- Ula von Mentzer Chalmers University of Technology ,
- Tilia Selldén Chalmers University of Technology ,
- Loise Råberg Chalmers University of Technology & Lund University ,
- Gizem Erensoy Chalmers University of Technology ,
- Anna-Karin Hultgård-Ekwall Sahlgrenska University Hospital & University of Gothenburg ,
- Alexandra Stubelius Chalmers University of Technology
A major obstacle for joint drug delivery is to penetrate the dense, negatively charged cartilage matrix. Previous studies have extensively investigated particle approaches to increase uptake efficiency into tissues but have neglected to address potential interactions with the synovial fluid. Here, we developed a nanoparticle (NP) panel with varying PEGylation and incubated them with synovial fluid from either osteoarthritic (OA) or rheumatoid arthritis (RA) patients, or fetal calf serum (FCS). Compared to nonprotein- covered NPs, the formed protein coronas majorly impacted NP uptake into cartilage tissue and dictated their uptake in chondrocytes and monocytes - a measure of targeting efficiency and clearance potential.
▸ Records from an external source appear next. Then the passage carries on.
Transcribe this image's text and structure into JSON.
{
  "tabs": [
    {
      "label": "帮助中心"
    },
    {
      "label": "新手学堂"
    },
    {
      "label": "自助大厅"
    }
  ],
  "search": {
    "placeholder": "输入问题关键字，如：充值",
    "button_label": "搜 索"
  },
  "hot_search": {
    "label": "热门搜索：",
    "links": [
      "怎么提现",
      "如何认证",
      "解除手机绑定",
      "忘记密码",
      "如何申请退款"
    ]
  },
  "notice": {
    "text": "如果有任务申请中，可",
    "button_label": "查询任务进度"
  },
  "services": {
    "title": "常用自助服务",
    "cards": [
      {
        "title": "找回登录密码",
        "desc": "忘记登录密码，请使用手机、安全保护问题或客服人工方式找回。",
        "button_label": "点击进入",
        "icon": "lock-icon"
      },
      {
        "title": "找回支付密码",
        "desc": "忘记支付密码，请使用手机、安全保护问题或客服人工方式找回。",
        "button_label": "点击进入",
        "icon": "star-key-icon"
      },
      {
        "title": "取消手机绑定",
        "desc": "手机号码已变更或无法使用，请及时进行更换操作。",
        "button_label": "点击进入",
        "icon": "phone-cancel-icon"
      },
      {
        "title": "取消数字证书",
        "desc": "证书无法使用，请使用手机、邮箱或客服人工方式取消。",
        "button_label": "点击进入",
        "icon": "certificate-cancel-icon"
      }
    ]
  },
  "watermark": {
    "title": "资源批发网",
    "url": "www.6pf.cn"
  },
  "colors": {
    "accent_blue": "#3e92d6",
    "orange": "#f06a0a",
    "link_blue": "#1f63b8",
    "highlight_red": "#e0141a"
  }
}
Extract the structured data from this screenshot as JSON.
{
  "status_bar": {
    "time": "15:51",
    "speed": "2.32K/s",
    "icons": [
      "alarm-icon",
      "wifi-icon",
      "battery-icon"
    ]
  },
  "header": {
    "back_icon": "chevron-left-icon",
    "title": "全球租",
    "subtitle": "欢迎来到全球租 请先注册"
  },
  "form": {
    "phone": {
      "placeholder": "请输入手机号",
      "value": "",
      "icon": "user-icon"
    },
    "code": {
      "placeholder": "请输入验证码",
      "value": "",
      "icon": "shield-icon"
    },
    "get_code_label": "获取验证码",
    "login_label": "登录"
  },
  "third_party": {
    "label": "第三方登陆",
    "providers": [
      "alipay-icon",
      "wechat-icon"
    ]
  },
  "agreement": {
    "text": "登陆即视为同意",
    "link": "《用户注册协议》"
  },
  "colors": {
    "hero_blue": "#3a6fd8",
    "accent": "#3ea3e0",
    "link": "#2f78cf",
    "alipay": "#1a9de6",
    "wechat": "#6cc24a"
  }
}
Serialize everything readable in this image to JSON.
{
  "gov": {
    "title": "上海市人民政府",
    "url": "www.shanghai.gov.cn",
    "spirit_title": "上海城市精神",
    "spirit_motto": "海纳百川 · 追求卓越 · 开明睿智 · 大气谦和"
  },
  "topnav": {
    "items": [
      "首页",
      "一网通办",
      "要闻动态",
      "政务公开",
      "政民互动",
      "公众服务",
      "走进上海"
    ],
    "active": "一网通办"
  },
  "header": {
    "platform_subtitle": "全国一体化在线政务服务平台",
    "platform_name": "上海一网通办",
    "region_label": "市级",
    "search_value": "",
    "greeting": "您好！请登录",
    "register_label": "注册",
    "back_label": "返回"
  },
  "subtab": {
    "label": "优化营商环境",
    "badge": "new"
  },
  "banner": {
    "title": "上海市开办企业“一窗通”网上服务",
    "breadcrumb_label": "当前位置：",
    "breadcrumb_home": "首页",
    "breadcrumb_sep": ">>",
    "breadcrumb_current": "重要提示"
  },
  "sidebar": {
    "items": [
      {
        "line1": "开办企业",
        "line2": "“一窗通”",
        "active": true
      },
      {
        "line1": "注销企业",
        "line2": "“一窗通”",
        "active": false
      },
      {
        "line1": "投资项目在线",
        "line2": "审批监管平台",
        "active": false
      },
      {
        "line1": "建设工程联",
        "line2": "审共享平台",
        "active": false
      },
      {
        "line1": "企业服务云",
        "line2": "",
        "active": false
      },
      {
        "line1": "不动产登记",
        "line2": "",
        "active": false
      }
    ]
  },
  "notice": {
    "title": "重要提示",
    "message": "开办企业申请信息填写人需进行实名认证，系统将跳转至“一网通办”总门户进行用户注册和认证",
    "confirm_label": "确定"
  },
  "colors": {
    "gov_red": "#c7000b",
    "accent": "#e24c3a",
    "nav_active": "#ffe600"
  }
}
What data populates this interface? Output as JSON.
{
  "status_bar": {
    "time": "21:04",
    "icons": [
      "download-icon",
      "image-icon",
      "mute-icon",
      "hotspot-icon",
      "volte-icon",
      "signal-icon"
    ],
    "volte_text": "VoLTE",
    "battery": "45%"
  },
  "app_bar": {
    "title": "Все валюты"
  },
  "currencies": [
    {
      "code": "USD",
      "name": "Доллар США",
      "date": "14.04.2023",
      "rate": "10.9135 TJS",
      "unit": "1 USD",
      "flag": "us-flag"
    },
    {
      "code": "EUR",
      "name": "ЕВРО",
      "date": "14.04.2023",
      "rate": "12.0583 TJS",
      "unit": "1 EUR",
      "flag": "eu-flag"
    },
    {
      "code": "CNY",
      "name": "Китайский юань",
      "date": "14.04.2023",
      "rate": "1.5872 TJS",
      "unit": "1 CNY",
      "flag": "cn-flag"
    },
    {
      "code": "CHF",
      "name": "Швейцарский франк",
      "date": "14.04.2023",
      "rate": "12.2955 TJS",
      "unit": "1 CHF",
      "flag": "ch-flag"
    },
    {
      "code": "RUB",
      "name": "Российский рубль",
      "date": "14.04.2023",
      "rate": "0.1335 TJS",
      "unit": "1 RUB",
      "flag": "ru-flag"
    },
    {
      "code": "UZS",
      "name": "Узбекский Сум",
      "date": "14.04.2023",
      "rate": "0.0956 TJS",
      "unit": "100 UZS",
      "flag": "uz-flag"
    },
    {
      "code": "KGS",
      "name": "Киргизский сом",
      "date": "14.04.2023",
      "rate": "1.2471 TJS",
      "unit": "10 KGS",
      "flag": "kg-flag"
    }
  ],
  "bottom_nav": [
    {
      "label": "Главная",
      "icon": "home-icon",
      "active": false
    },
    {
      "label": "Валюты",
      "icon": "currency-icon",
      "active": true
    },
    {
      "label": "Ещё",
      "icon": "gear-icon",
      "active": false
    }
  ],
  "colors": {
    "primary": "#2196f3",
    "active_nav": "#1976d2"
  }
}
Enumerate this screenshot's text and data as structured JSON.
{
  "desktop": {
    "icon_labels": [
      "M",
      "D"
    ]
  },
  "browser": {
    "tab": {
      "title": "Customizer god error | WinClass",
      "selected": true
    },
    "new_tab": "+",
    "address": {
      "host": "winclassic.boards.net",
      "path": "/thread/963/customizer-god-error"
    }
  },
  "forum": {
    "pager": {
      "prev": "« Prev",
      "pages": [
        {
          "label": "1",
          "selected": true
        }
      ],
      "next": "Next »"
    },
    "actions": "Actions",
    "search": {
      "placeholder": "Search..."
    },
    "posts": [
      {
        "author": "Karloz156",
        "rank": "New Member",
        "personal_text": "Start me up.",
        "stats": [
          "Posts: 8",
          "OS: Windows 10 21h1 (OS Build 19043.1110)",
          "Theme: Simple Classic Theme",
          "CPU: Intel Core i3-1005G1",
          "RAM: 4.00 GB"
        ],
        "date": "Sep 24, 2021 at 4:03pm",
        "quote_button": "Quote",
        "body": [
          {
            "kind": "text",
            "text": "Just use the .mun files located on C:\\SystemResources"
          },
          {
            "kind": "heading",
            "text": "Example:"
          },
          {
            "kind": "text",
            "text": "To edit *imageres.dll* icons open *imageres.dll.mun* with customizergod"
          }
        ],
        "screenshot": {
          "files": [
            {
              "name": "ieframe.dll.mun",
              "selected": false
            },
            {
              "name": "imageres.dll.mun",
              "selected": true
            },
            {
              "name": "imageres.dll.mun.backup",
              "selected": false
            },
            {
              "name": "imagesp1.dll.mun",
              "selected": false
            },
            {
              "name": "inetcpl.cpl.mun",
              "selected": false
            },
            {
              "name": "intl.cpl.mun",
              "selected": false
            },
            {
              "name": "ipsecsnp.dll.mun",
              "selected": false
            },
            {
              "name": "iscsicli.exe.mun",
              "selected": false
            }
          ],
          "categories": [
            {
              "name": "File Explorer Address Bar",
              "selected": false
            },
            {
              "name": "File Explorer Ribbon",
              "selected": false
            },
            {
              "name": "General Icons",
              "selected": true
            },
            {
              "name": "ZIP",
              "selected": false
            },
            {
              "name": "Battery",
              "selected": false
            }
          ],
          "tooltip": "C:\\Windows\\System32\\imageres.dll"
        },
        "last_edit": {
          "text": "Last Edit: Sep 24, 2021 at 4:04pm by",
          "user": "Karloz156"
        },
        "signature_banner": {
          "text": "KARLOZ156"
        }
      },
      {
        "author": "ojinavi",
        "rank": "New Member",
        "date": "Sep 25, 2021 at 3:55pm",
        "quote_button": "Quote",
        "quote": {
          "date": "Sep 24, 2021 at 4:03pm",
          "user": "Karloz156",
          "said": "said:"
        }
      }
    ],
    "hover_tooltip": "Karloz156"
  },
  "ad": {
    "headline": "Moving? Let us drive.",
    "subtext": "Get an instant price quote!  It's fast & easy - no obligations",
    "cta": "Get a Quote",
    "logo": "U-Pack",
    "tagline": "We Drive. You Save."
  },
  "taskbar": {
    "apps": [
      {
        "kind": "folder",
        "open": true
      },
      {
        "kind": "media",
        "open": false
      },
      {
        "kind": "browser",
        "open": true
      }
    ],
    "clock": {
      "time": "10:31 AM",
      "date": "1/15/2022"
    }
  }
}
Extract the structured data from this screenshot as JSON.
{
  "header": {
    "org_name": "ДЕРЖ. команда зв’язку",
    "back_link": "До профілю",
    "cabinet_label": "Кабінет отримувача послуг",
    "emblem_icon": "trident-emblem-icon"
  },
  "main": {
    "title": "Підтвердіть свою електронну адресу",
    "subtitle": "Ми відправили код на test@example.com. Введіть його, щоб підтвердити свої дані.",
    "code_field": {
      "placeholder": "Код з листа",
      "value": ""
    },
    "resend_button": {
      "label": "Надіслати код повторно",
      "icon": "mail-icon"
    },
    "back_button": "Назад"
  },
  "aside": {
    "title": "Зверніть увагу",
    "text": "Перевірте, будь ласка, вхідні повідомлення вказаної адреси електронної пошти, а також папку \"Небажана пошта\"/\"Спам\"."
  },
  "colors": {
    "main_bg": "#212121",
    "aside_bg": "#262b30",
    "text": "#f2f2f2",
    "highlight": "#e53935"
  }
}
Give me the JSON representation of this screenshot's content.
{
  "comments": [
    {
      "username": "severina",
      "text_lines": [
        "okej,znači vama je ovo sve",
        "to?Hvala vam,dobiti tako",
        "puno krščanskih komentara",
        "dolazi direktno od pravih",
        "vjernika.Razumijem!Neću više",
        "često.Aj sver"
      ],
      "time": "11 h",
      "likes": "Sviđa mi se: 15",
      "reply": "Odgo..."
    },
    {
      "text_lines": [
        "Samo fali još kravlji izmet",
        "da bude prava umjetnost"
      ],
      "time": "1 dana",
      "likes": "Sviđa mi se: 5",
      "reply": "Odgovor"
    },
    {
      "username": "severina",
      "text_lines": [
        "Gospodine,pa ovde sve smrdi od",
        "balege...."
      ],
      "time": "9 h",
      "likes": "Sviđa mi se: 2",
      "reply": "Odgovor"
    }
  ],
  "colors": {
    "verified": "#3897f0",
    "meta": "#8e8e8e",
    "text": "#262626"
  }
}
Utilizing a quantitative proteomics approach, we identified certain families of proteins on all panel members irrespective of the NP modifications. Nonetheless, NP-, and protein-specific differences were also observed between the groups, and candidate proteins were identified that could account for the observed differences. This study is the first to demonstrate how protein coronas from different biological origins impact NP uptake into cartilage, emphasizing the importance of considering the several aspects of the biological microenvironment for successful translation of drug delivery vehicles into clinics.
This version includes cellular uptake-studies with earlier timepoints and other minor changes.